The interplay between arginine dimethylation and ubiquitylation coordinates TDP1 proteostasis for the repair of topoisomerase I covalent complexes. Bhattacharjee et al

SUMMARY Tyrosyl-DNA phosphodiesterase (TDP1) hydrolyzes the phosphodiester bond between a DNA 3'-end and a tyrosyl moiety and is implicated in the repair of trapped topoisomerase I (Top1)-DNA covalent complexes (Top1cc).

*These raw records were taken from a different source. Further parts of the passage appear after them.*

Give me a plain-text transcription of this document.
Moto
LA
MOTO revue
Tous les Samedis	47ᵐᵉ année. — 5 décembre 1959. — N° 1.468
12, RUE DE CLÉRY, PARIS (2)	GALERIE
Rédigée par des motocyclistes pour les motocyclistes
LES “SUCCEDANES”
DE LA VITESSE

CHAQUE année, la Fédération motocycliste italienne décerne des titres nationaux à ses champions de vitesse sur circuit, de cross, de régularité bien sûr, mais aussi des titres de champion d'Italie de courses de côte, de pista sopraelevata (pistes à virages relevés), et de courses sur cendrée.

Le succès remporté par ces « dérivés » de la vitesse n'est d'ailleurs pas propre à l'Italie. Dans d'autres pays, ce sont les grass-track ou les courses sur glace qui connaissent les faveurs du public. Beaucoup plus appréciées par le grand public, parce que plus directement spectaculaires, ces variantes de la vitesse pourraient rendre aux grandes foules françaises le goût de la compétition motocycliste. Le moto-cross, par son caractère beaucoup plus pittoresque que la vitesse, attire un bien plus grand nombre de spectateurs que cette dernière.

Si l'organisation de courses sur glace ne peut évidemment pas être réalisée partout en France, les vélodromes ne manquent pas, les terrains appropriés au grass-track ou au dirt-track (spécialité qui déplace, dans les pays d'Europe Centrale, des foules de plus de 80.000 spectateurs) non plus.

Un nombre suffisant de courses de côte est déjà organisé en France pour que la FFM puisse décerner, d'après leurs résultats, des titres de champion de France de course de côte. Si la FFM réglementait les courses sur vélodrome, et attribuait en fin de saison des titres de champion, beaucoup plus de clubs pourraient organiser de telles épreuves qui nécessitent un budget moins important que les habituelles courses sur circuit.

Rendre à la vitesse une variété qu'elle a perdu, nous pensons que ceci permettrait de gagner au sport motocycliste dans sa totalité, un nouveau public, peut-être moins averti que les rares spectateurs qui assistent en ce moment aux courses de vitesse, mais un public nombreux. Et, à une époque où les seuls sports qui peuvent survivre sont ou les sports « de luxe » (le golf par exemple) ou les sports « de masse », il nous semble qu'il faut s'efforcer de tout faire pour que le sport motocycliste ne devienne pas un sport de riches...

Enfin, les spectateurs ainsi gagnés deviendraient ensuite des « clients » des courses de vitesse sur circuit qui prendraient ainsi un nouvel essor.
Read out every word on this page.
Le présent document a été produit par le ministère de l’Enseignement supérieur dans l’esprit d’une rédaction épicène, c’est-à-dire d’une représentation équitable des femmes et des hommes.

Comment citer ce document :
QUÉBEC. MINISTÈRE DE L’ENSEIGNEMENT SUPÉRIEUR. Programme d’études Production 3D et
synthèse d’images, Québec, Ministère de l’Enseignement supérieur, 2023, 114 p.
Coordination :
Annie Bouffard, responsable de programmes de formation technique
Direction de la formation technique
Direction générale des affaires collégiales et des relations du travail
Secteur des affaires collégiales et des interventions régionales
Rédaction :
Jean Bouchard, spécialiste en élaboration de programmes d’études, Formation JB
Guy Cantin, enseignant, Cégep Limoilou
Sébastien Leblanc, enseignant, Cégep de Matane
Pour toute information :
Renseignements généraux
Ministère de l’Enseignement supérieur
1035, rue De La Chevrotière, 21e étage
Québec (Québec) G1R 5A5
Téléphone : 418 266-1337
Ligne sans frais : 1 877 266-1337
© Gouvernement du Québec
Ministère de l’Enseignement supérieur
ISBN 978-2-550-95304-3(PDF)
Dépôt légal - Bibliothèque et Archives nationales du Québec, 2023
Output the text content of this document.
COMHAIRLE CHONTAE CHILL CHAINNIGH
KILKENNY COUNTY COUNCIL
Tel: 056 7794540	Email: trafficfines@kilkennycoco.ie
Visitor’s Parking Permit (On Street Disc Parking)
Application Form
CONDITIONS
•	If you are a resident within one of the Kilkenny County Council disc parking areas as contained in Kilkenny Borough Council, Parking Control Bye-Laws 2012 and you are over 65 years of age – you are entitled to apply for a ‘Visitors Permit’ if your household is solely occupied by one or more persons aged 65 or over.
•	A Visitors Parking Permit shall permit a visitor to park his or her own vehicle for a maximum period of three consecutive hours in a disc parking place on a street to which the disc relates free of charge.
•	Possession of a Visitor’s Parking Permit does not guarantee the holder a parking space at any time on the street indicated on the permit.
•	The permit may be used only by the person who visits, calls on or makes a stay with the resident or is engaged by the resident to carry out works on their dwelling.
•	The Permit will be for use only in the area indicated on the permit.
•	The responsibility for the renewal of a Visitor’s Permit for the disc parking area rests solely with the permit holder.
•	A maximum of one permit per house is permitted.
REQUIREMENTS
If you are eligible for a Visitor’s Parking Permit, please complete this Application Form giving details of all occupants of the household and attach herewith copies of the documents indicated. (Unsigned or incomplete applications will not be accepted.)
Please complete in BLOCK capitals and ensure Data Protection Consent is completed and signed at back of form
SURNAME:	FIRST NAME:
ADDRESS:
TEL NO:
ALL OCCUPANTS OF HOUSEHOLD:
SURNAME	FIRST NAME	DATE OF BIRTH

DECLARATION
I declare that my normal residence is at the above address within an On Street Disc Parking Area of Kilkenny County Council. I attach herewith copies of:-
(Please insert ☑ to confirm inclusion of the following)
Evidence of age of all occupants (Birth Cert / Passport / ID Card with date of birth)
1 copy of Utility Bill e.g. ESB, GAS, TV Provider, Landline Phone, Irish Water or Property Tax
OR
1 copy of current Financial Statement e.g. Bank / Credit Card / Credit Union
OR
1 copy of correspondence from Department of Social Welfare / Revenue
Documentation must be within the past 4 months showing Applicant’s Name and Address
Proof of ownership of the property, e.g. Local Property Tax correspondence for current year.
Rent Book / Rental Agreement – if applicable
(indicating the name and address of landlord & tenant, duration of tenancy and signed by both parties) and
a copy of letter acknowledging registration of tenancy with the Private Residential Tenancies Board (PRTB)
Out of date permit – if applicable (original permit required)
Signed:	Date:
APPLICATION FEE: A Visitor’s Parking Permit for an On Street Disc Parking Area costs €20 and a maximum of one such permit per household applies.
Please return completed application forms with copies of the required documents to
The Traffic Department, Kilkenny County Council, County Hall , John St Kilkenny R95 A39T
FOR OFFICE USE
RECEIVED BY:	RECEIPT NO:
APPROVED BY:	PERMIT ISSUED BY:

Protein arginine methyltransferase 5 (PRMT5) catalyzes methylation of TDP1 at residues R361 and R586. Here we establish mechanistic crosstalk between TDP1 arginine methylation and ubiquitylation, which is critical for TDP1 homeostasis and cellular responses to Top1 poisons. Using PRMT5 knockout cells, we show that loss of TDP1 arginine methylation results in an imbalance in TDP1 degradation with marked elevation of Top1cc-induced DNA breaks and cell death. We identify that R586 methylation promotes TDP1 ubiquitylation that facilitates ubiquitin/proteasome-dependent TDP1 turnover by impeding the binding of UCHL3 (deubiquitylase enzyme) with TDP1. Intriguingly, R586 dimethylation also enhances TDP1-XRCC1 binding and propagation of the DNA damage response through the recruitment of XRCC1 foci at Top1cc-damage sites. We further show R361 dimethylation enhances the 3'-phosphodiesterase activity of TDP1 in real-time fluorescence-based cleavage assays and this was rationalized using structural modeling. Together, our findings establish arginine methylation as a coregulator of TDP1 proteostasis and activity, which modulates the repair of trapped Top1cc.